Talvez um título meio longo, mas já diz tudo. Não tenho mais palavras.

Por algum motivo, ao longo do show, vinham trechos de um texto, que reconheci mais tarde como sendo de Caetano :

Lembro com muito gosto o modo como ela se referia a ele. Pelo menos ela o fez uma vez e isso ficou marcado muito fundo, dizendo: caetano, venha ver o preto que você gosta. Isso de dizer o preto, sorrindo ternamente como ela o fazia, o fez, tinha, teve, tem, um sabor esquisito, que intensificava o encanto da arte e da personalidade do moço no vídeo.

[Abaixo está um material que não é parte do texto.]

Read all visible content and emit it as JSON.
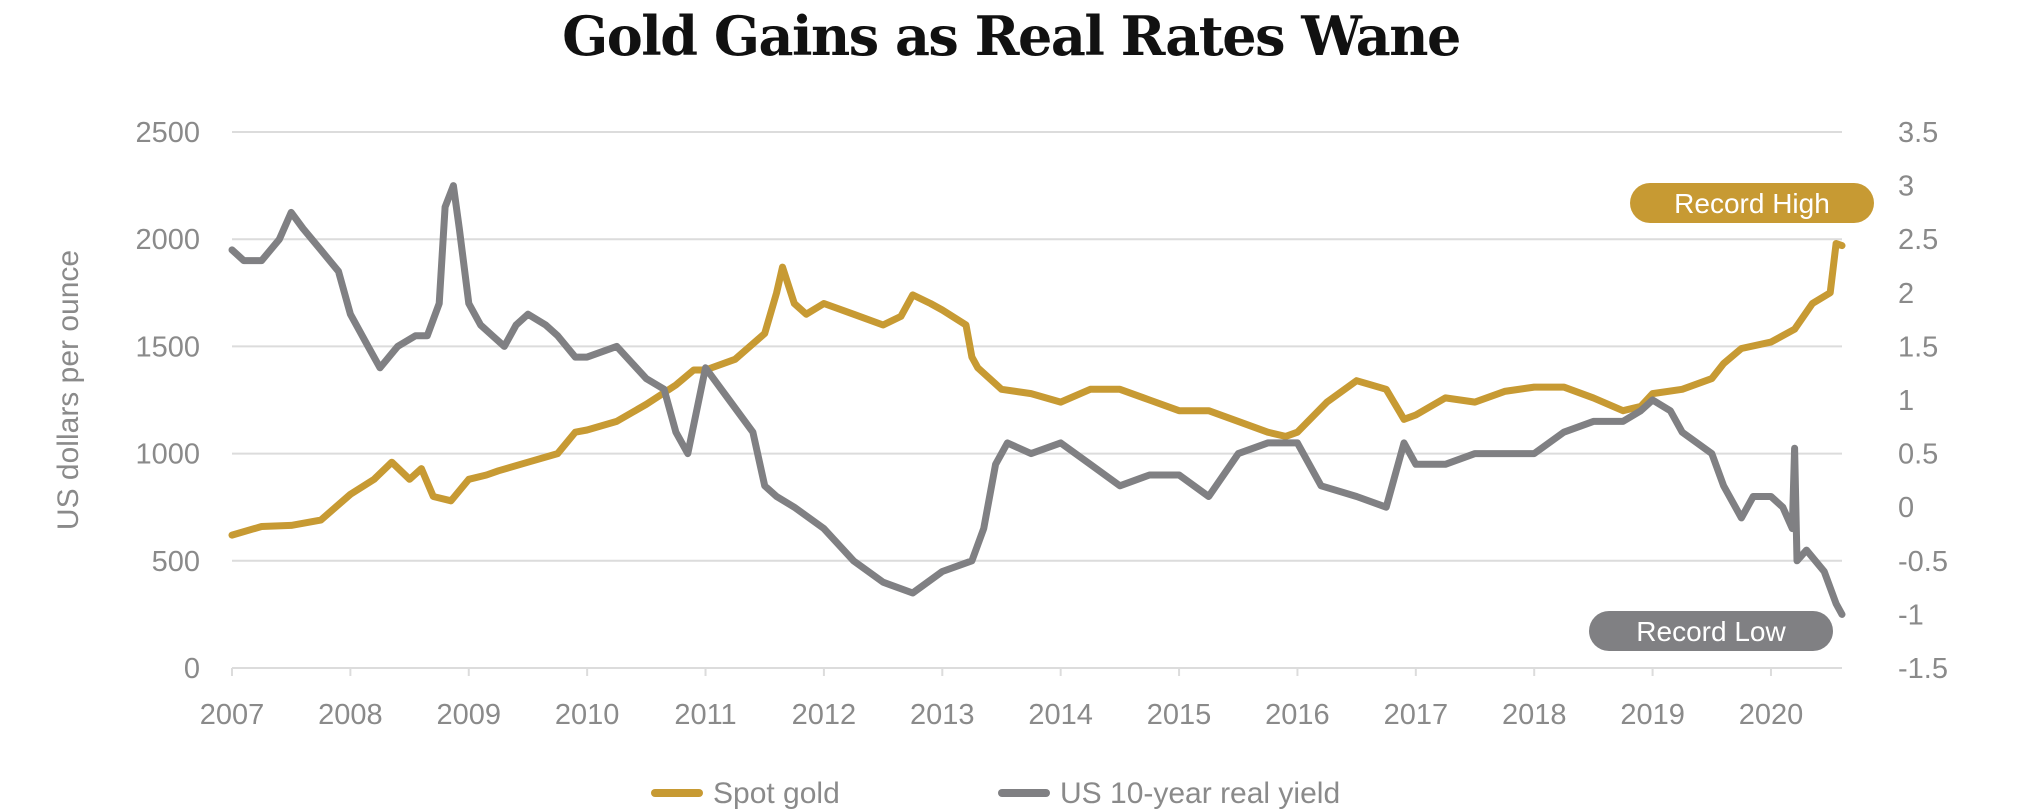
{
  "title": "Gold Gains as Real Rates Wane",
  "colors": {
    "gold": "#c79a33",
    "yield": "#808083",
    "grid": "#dcdcdc",
    "text": "#8a8a8a"
  },
  "chart_data": {
    "type": "line",
    "title": "Gold Gains as Real Rates Wane",
    "x_ticks": [
      "2007",
      "2008",
      "2009",
      "2010",
      "2011",
      "2012",
      "2013",
      "2014",
      "2015",
      "2016",
      "2017",
      "2018",
      "2019",
      "2020"
    ],
    "x_range": [
      2007.0,
      2020.6
    ],
    "y_left": {
      "label": "US dollars per ounce",
      "range": [
        0,
        2500
      ],
      "ticks": [
        "0",
        "500",
        "1000",
        "1500",
        "2000",
        "2500"
      ]
    },
    "y_right": {
      "label": "",
      "range": [
        -1.5,
        3.5
      ],
      "ticks": [
        "-1.5",
        "-1",
        "-0.5",
        "0",
        "0.5",
        "1",
        "1.5",
        "2",
        "2.5",
        "3",
        "3.5"
      ]
    },
    "grid": true,
    "legend_position": "bottom",
    "series": [
      {
        "name": "Spot gold",
        "axis": "left",
        "color": "#c79a33",
        "x": [
          2007.0,
          2007.25,
          2007.5,
          2007.75,
          2008.0,
          2008.2,
          2008.35,
          2008.5,
          2008.6,
          2008.7,
          2008.85,
          2009.0,
          2009.15,
          2009.25,
          2009.5,
          2009.75,
          2009.9,
          2010.0,
          2010.25,
          2010.5,
          2010.75,
          2010.9,
          2011.0,
          2011.25,
          2011.5,
          2011.6,
          2011.65,
          2011.75,
          2011.85,
          2012.0,
          2012.25,
          2012.5,
          2012.65,
          2012.75,
          2012.9,
          2013.0,
          2013.2,
          2013.25,
          2013.3,
          2013.5,
          2013.75,
          2014.0,
          2014.25,
          2014.5,
          2014.75,
          2015.0,
          2015.25,
          2015.5,
          2015.75,
          2015.9,
          2016.0,
          2016.25,
          2016.5,
          2016.75,
          2016.9,
          2017.0,
          2017.25,
          2017.5,
          2017.75,
          2018.0,
          2018.25,
          2018.5,
          2018.75,
          2018.9,
          2019.0,
          2019.25,
          2019.5,
          2019.6,
          2019.75,
          2020.0,
          2020.2,
          2020.35,
          2020.5,
          2020.55,
          2020.6
        ],
        "y": [
          620,
          660,
          665,
          690,
          810,
          880,
          960,
          880,
          930,
          800,
          780,
          880,
          900,
          920,
          960,
          1000,
          1100,
          1110,
          1150,
          1230,
          1320,
          1390,
          1390,
          1440,
          1560,
          1750,
          1870,
          1700,
          1650,
          1700,
          1650,
          1600,
          1640,
          1740,
          1700,
          1670,
          1600,
          1450,
          1400,
          1300,
          1280,
          1240,
          1300,
          1300,
          1250,
          1200,
          1200,
          1150,
          1100,
          1080,
          1100,
          1240,
          1340,
          1300,
          1160,
          1180,
          1260,
          1240,
          1290,
          1310,
          1310,
          1260,
          1200,
          1220,
          1280,
          1300,
          1350,
          1420,
          1490,
          1520,
          1580,
          1700,
          1750,
          1980,
          1970
        ]
      },
      {
        "name": "US 10-year real yield",
        "axis": "right",
        "color": "#808083",
        "x": [
          2007.0,
          2007.1,
          2007.25,
          2007.4,
          2007.5,
          2007.6,
          2007.75,
          2007.9,
          2008.0,
          2008.15,
          2008.25,
          2008.4,
          2008.55,
          2008.65,
          2008.75,
          2008.8,
          2008.87,
          2008.92,
          2009.0,
          2009.1,
          2009.2,
          2009.3,
          2009.4,
          2009.5,
          2009.65,
          2009.75,
          2009.9,
          2010.0,
          2010.25,
          2010.5,
          2010.65,
          2010.75,
          2010.85,
          2011.0,
          2011.2,
          2011.4,
          2011.5,
          2011.6,
          2011.75,
          2012.0,
          2012.25,
          2012.5,
          2012.75,
          2013.0,
          2013.25,
          2013.35,
          2013.45,
          2013.55,
          2013.75,
          2014.0,
          2014.25,
          2014.5,
          2014.75,
          2015.0,
          2015.25,
          2015.5,
          2015.75,
          2016.0,
          2016.2,
          2016.5,
          2016.75,
          2016.9,
          2017.0,
          2017.25,
          2017.5,
          2017.75,
          2018.0,
          2018.25,
          2018.5,
          2018.75,
          2018.9,
          2019.0,
          2019.15,
          2019.25,
          2019.5,
          2019.6,
          2019.75,
          2019.85,
          2020.0,
          2020.1,
          2020.18,
          2020.2,
          2020.22,
          2020.3,
          2020.45,
          2020.55,
          2020.6
        ],
        "y": [
          2.4,
          2.3,
          2.3,
          2.5,
          2.75,
          2.6,
          2.4,
          2.2,
          1.8,
          1.5,
          1.3,
          1.5,
          1.6,
          1.6,
          1.9,
          2.8,
          3.0,
          2.6,
          1.9,
          1.7,
          1.6,
          1.5,
          1.7,
          1.8,
          1.7,
          1.6,
          1.4,
          1.4,
          1.5,
          1.2,
          1.1,
          0.7,
          0.5,
          1.3,
          1.0,
          0.7,
          0.2,
          0.1,
          0.0,
          -0.2,
          -0.5,
          -0.7,
          -0.8,
          -0.6,
          -0.5,
          -0.2,
          0.4,
          0.6,
          0.5,
          0.6,
          0.4,
          0.2,
          0.3,
          0.3,
          0.1,
          0.5,
          0.6,
          0.6,
          0.2,
          0.1,
          0.0,
          0.6,
          0.4,
          0.4,
          0.5,
          0.5,
          0.5,
          0.7,
          0.8,
          0.8,
          0.9,
          1.0,
          0.9,
          0.7,
          0.5,
          0.2,
          -0.1,
          0.1,
          0.1,
          0.0,
          -0.2,
          0.55,
          -0.5,
          -0.4,
          -0.6,
          -0.9,
          -1.0
        ]
      }
    ],
    "annotations": [
      {
        "text": "Record High",
        "series": "Spot gold"
      },
      {
        "text": "Record Low",
        "series": "US 10-year real yield"
      }
    ]
  }
}
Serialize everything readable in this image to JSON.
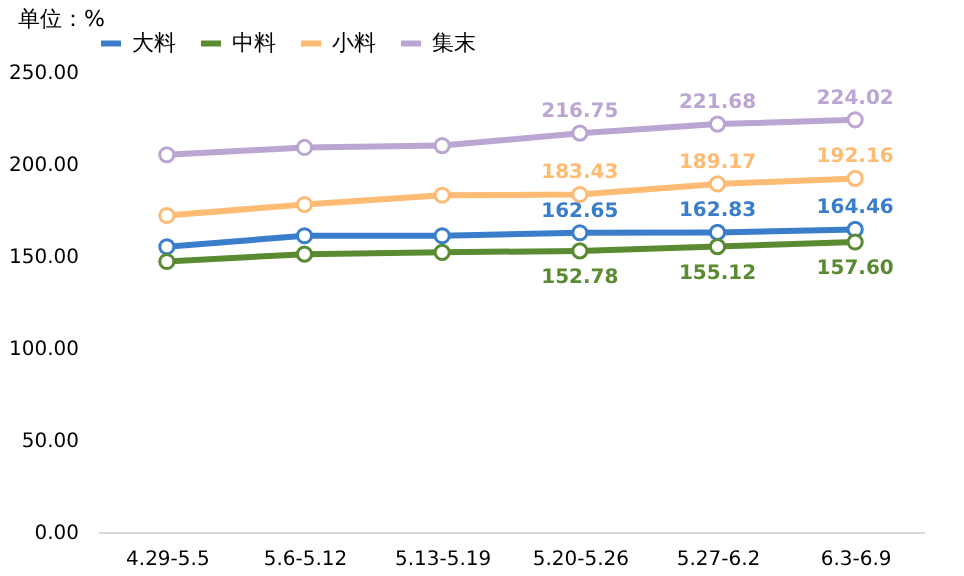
{
  "chart_data": {
    "type": "line",
    "ylabel": "单位：%",
    "categories": [
      "4.29-5.5",
      "5.6-5.12",
      "5.13-5.19",
      "5.20-5.26",
      "5.27-6.2",
      "6.3-6.9"
    ],
    "series": [
      {
        "name": "大料",
        "color": "#3a7ecb",
        "values": [
          155,
          161,
          161,
          162.65,
          162.83,
          164.46
        ],
        "value_labels": [
          null,
          null,
          null,
          "162.65",
          "162.83",
          "164.46"
        ]
      },
      {
        "name": "中料",
        "color": "#5a8a32",
        "values": [
          147,
          151,
          152,
          152.78,
          155.12,
          157.6
        ],
        "value_labels": [
          null,
          null,
          null,
          "152.78",
          "155.12",
          "157.60"
        ]
      },
      {
        "name": "小料",
        "color": "#fdbb74",
        "values": [
          172,
          178,
          183,
          183.43,
          189.17,
          192.16
        ],
        "value_labels": [
          null,
          null,
          null,
          "183.43",
          "189.17",
          "192.16"
        ]
      },
      {
        "name": "集末",
        "color": "#bba5d3",
        "values": [
          205,
          209,
          210,
          216.75,
          221.68,
          224.02
        ],
        "value_labels": [
          null,
          null,
          null,
          "216.75",
          "221.68",
          "224.02"
        ]
      }
    ],
    "ylim": [
      0,
      250
    ],
    "yticks": [
      {
        "value": 0,
        "label": "0.00"
      },
      {
        "value": 50,
        "label": "50.00"
      },
      {
        "value": 100,
        "label": "100.00"
      },
      {
        "value": 150,
        "label": "150.00"
      },
      {
        "value": 200,
        "label": "200.00"
      },
      {
        "value": 250,
        "label": "250.00"
      }
    ],
    "grid": false,
    "legend": "top",
    "marker": "circle",
    "line_style": "solid"
  }
}
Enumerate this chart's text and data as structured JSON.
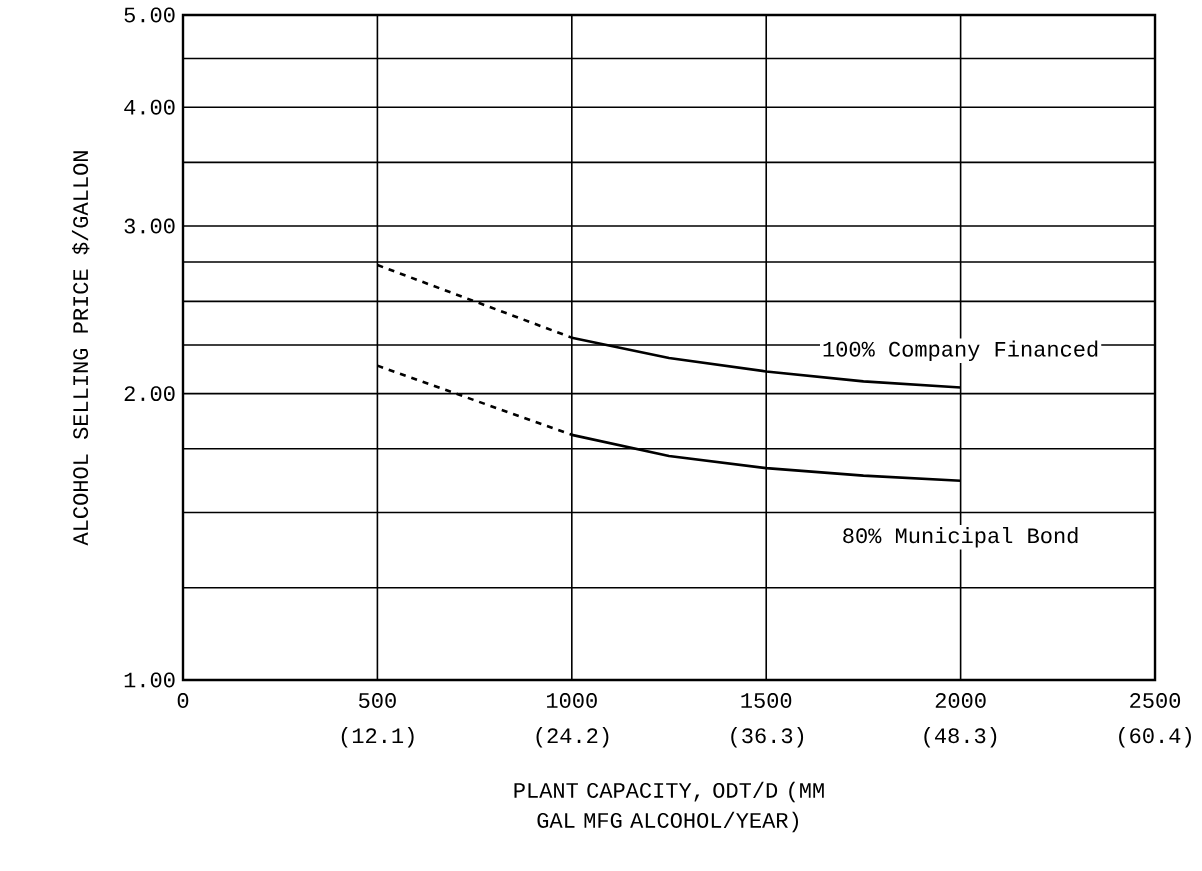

Era como se se somasse àquilo que eu via e ouvia, uma outra graça, ou como se a confirmação da realidade daquela pessoa, dando-se assim na forma de uma benção, adensasse sua beleza.

Eu sentia a alegria por Gil existir, por ele ser preto, por ele ser ele, e por minha mãe saudar tudo isso de forma tão direta e tão transcendente. Era evidentemente um grande acontecimento a aparição dessa pessoa, e minha mãe festejava comigo a descoberta.” do livro “Verdade Tropical” de Caetano Veloso


Devo ter me identificado com alegria dele existir e a descoberta do que ele fez com a música.

O único ponto negativo do show, aqui em São Carlos, foi a profunda falta de educação de parte da platéia, que não parou de falar o tempo todo.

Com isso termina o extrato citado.